Nonetheless, here’s a teebuf implementation. I’ve changed both overflow to be private which stops anyone deriving from this class. Any actual buffering will be delegated to the teed buffers. We’ve also over-ridden the virtual sync() method: the default implementation does nothing, but here we sync the teed buffers. I can’t see any way the (c == EOF) test could ever return true for instances of this class but I’ve followed the advice from the footnote in the standard anyway.

#include <streambuf>

class teebuf: public std::streambuf
{
public:
    // Construct a streambuf which tees output to both input
    // streambufs.
    teebuf(std::streambuf * sb1, std::streambuf * sb2)
        : sb1(sb1)
        , sb2(sb2)
    {
    }
private:
    // This tee buffer has no buffer. So every character "overflows"
    // and can be put directly into the teed buffers.
    virtual int overflow(int c)
    {
        if (c == EOF)
        {
            return !EOF;
        }
        else
        {
            int const r1 = sb1->sputc(c);
            int const r2 = sb2->sputc(c);
            return r1 == EOF || r2 == EOF ? EOF : c;
        }
    }

    // Sync both teed buffers.
    virtual int sync()
    {
        int const r1 = sb1->pubsync();
        int const r2 = sb2->pubsync();
        return r1 == 0 && r2 == 0 ? 0 : -1;
    }   
private:
    std::streambuf * sb1;
    std::streambuf * sb2;
};

Here’s a simple helper class to create a tee stream from two input streams. (My thanks to Tony Yu for pointing out a problem with the code originally posted here.)
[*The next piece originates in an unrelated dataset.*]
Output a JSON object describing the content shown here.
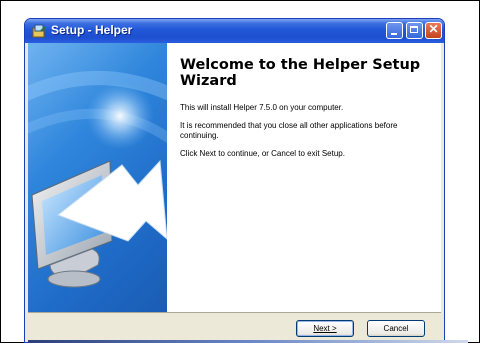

class teestream : public std::ostream
{
public:
    // Construct an ostream which tees output to the supplied
    // ostreams.
    teestream(std::ostream & o1, std::ostream & o2);
private:
    teebuf tbuf;
};

teestream::teestream(std::ostream & o1, std::ostream & o2)
  : std::ostream(&tbuf)
  , tbuf(o1.rdbuf(), o2.rdbuf())
{
}

And here’s a short program showing how to use these elements.

#include <fstream>
#include <iostream>
#include <teestream>

int main()
{
    std::ofstream log("hello-world.log");
    teestream tee(std::cout, log);
    tee << "Hello, world!\n";
    return 0;
}

Running this program prints the message Hello, world! followed by a newline to standard output, and the file hello-world.log contains this same output.

A generic version

template <typename char_type,
          typename traits = std::char_traits<char_type> >
class basic_teebuf:
    public std::basic_streambuf<char_type, traits>
{
public:
    typedef typename traits::int_type int_type;

    basic_teebuf(std::basic_streambuf<char_type, traits> * sb1,
                 std::basic_streambuf<char_type, traits> * sb2)
      : sb1(sb1)
      , sb2(sb2)
    {
    }

private:    
    virtual int sync()
    {
        int const r1 = sb1->pubsync();
        int const r2 = sb2->pubsync();
        return r1 == 0 && r2 == 0 ? 0 : -1;
    }

    virtual int_type overflow(int_type c)
    {
        int_type const eof = traits::eof();

        if (traits::eq_int_type(c, eof))
        {
            return traits::not_eof(c);
        }
        else
        {
            char_type const ch = traits::to_char_type(c);
            int_type const r1 = sb1->sputc(ch);
            int_type const r2 = sb2->sputc(ch);

            return
                traits::eq_int_type(r1, eof) ||
                traits::eq_int_type(r2, eof) ? eof : c;
        }
    }

private:
    std::basic_streambuf<char_type, traits> * sb1;
    std::basic_streambuf<char_type, traits> * sb2;
};

typedef basic_teebuf<char> teebuf;


I am placing the code samples presented here in the public domain.


1 This demonstrates one reason why globals such as cout are a bad idea — it becomes harder to test code which accesses them.